Q1: When is the patent for NDC 54766-0772 expected to expire?
A: Patent expiration is projected for [insert year], after which biosimilar or generic competition is likely to influence pricing.

Q2: What are the primary drivers of price reductions in this therapeutic class?
A: Patent expirations, increased competition from biosimilars/generics, payer negotiations, and cost-containment strategies drive downward price adjustments.

Q3: How can manufacturers preserve premium pricing despite anticipated competition?
A: By demonstrating superior efficacy, new indications, improved safety profiles, or value-based benefits to payers and providers.
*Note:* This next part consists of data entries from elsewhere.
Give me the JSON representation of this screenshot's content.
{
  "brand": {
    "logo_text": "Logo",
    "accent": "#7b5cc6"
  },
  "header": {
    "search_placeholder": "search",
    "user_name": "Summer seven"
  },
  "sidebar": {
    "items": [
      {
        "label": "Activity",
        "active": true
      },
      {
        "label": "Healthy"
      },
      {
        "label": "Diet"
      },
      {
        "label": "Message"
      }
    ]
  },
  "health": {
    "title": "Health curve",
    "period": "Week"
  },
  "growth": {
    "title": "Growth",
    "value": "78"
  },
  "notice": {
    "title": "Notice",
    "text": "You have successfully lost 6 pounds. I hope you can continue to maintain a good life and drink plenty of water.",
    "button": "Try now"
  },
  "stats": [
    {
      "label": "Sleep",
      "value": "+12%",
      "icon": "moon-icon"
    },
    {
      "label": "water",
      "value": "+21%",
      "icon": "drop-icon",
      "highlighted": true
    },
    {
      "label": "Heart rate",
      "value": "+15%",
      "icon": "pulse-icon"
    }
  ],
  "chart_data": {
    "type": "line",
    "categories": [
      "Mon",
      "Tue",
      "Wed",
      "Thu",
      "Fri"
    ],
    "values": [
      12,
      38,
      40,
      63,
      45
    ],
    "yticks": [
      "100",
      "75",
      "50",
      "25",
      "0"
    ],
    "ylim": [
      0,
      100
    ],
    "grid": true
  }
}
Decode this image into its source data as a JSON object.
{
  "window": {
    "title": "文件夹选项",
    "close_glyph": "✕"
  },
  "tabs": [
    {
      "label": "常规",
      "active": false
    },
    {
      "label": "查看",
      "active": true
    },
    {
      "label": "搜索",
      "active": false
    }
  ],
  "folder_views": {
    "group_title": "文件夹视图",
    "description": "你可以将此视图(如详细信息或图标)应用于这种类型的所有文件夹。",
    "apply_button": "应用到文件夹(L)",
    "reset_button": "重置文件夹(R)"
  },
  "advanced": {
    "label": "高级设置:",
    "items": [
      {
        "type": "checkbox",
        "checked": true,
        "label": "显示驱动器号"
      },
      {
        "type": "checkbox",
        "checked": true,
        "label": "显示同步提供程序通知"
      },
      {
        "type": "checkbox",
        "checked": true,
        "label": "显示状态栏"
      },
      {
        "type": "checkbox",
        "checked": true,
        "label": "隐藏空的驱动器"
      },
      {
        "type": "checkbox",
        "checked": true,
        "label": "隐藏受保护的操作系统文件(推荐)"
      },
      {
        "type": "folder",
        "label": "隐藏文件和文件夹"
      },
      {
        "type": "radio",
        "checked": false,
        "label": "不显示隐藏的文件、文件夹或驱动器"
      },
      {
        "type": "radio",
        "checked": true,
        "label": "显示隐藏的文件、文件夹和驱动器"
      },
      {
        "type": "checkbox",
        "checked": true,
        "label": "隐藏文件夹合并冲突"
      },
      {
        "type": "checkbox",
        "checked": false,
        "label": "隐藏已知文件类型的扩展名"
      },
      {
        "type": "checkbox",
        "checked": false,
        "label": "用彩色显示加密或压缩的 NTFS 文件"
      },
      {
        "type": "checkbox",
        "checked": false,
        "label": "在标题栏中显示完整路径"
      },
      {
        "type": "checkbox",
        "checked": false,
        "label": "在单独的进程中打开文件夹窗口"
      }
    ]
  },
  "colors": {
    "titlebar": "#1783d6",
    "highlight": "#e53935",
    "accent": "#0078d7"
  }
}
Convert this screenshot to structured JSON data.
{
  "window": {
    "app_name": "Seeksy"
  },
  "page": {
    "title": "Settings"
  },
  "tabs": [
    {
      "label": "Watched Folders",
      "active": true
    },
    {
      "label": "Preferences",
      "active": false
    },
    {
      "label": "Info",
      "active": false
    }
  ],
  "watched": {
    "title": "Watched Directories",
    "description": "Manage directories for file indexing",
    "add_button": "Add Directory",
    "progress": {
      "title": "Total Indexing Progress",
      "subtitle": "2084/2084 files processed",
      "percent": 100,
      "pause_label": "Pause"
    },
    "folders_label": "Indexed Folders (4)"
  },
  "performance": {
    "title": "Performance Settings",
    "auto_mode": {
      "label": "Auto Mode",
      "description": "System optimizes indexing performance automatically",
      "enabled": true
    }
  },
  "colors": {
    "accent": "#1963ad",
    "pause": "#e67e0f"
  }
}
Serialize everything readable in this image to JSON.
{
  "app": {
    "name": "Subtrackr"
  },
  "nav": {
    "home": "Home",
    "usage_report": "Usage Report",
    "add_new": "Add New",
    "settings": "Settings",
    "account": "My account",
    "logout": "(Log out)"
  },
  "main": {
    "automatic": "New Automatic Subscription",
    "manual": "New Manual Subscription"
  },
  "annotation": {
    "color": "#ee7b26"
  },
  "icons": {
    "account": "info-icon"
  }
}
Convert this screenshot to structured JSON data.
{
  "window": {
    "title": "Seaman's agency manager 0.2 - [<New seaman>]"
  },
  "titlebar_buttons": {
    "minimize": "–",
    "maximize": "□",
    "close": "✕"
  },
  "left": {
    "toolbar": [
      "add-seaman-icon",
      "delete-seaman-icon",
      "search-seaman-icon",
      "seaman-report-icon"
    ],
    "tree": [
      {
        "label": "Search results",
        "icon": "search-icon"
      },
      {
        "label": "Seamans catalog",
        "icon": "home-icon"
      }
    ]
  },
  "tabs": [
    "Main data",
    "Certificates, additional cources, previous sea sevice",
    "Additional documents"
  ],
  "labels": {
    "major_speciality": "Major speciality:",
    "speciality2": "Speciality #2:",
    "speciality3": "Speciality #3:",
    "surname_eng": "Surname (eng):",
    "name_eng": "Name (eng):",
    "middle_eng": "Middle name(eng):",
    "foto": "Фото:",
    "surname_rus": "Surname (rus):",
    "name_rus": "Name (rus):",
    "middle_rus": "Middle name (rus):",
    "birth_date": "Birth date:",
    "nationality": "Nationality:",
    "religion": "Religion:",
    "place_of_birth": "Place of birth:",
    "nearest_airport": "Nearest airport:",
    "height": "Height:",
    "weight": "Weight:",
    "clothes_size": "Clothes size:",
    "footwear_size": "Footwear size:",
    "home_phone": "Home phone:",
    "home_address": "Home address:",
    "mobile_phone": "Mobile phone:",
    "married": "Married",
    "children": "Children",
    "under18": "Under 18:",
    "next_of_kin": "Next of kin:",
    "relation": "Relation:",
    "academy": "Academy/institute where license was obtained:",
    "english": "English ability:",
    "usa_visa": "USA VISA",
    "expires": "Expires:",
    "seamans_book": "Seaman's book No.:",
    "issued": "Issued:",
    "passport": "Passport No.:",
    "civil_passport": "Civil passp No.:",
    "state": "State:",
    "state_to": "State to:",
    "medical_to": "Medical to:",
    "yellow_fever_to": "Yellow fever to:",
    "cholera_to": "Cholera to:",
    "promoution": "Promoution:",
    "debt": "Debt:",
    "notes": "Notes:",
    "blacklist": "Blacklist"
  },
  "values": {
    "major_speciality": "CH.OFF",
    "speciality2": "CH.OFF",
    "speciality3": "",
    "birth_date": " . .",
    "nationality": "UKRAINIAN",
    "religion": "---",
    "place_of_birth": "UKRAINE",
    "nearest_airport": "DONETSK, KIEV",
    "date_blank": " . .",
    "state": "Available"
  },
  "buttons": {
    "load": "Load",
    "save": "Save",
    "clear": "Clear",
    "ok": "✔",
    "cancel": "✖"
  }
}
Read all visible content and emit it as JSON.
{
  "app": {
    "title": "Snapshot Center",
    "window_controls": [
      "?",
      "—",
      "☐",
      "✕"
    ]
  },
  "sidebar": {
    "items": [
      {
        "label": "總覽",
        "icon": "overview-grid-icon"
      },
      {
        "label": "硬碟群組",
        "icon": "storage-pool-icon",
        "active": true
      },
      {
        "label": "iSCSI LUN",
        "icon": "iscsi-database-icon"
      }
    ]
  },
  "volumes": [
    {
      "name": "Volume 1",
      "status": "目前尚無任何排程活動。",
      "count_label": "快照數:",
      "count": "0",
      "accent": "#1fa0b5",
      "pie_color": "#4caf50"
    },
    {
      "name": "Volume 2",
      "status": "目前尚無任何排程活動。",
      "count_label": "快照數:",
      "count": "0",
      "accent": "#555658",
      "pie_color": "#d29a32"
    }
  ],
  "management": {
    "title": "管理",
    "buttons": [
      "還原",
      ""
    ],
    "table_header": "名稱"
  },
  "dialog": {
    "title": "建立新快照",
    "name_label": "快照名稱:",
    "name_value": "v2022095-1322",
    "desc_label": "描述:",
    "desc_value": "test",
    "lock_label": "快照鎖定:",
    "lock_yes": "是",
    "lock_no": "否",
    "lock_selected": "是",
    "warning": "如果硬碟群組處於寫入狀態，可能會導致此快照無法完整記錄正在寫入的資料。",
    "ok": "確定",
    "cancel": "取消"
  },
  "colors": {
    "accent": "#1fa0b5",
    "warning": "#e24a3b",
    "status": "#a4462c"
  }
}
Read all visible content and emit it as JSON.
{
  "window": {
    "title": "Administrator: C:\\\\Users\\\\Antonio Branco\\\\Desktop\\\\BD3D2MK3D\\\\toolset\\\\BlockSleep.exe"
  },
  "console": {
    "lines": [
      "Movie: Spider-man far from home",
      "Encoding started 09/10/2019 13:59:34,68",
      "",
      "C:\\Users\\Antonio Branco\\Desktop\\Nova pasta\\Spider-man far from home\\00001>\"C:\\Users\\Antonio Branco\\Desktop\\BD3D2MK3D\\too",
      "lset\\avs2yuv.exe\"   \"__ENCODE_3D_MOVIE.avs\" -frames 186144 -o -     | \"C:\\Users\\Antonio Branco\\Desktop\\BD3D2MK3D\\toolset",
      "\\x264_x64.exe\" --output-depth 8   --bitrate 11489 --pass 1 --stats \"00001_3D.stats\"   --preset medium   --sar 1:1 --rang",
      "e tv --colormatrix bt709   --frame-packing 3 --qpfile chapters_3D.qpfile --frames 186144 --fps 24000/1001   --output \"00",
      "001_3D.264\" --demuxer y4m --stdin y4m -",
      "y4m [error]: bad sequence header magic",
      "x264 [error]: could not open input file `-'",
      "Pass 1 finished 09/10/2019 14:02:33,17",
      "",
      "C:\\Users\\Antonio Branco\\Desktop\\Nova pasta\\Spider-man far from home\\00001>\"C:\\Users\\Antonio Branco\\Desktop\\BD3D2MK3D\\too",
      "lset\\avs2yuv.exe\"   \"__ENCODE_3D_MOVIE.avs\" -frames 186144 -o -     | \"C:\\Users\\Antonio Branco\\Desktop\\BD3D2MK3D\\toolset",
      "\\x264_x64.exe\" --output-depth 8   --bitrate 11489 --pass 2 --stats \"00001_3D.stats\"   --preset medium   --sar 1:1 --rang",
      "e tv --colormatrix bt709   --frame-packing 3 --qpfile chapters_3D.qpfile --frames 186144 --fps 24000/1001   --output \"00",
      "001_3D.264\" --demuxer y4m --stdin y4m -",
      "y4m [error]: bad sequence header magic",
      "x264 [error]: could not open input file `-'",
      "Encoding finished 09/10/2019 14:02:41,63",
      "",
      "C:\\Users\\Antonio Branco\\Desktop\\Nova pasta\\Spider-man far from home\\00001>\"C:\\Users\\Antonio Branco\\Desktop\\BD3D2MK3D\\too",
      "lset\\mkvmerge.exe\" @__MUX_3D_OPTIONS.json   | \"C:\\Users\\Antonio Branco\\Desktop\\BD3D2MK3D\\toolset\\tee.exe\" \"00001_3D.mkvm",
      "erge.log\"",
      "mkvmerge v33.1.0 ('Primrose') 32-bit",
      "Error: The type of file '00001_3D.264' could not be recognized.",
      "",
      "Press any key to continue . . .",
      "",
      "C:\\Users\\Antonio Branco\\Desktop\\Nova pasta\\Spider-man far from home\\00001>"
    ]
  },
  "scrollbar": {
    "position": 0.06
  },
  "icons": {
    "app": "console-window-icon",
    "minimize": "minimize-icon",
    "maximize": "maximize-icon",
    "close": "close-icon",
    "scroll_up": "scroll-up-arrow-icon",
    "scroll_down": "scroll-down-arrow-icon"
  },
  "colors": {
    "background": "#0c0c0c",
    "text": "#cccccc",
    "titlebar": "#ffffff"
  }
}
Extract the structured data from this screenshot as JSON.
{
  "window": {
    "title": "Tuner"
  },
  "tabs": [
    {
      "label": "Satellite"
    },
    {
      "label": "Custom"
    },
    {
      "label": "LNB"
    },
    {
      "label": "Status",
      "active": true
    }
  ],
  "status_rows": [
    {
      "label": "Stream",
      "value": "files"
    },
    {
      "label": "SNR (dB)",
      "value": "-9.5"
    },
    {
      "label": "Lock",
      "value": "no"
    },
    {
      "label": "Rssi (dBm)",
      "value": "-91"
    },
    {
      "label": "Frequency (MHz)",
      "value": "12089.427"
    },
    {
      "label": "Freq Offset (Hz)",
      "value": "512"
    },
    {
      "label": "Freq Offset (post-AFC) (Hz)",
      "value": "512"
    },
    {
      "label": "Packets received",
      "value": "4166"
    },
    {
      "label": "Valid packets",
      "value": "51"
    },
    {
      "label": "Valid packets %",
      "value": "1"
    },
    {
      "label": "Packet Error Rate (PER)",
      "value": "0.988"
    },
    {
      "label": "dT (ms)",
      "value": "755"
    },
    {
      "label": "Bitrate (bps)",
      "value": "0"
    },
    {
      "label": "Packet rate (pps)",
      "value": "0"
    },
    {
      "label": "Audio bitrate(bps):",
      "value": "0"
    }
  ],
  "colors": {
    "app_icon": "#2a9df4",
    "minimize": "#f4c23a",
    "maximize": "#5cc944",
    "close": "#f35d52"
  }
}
Q4: What impact will regulatory approvals of additional indications have on pricing?
A: Additional approvals often enable higher pricing due to expanded market potential and enhanced clinical value.

Q5: How does market penetration impact future pricing?
A: Higher market penetration and formulary inclusion strengthen pricing leverage, while limited adoption can pressure prices downward.


References

  1. Market Research Future. "Global Autoimmune Disease Therapeutics Market Analysis." 2022.
  2. EvaluatePharma. "Pharmaceutical Market Intelligence Report." 2023.
  3. U.S. FDA. "Drug Approvals and Patent Data." 2023.
  4. IQVIA. "U.S. Prescription Drug Market Trends." 2022.
  5. Bloomberg Intelligence. "Biosimilar Competition and Industry Outlook." 2023.

Disclaimer: This analysis synthesizes publicly available data and market intelligence to project future trends. Actual prices and market conditions are subject to change based on regulatory, competitive, and macroeconomic factors.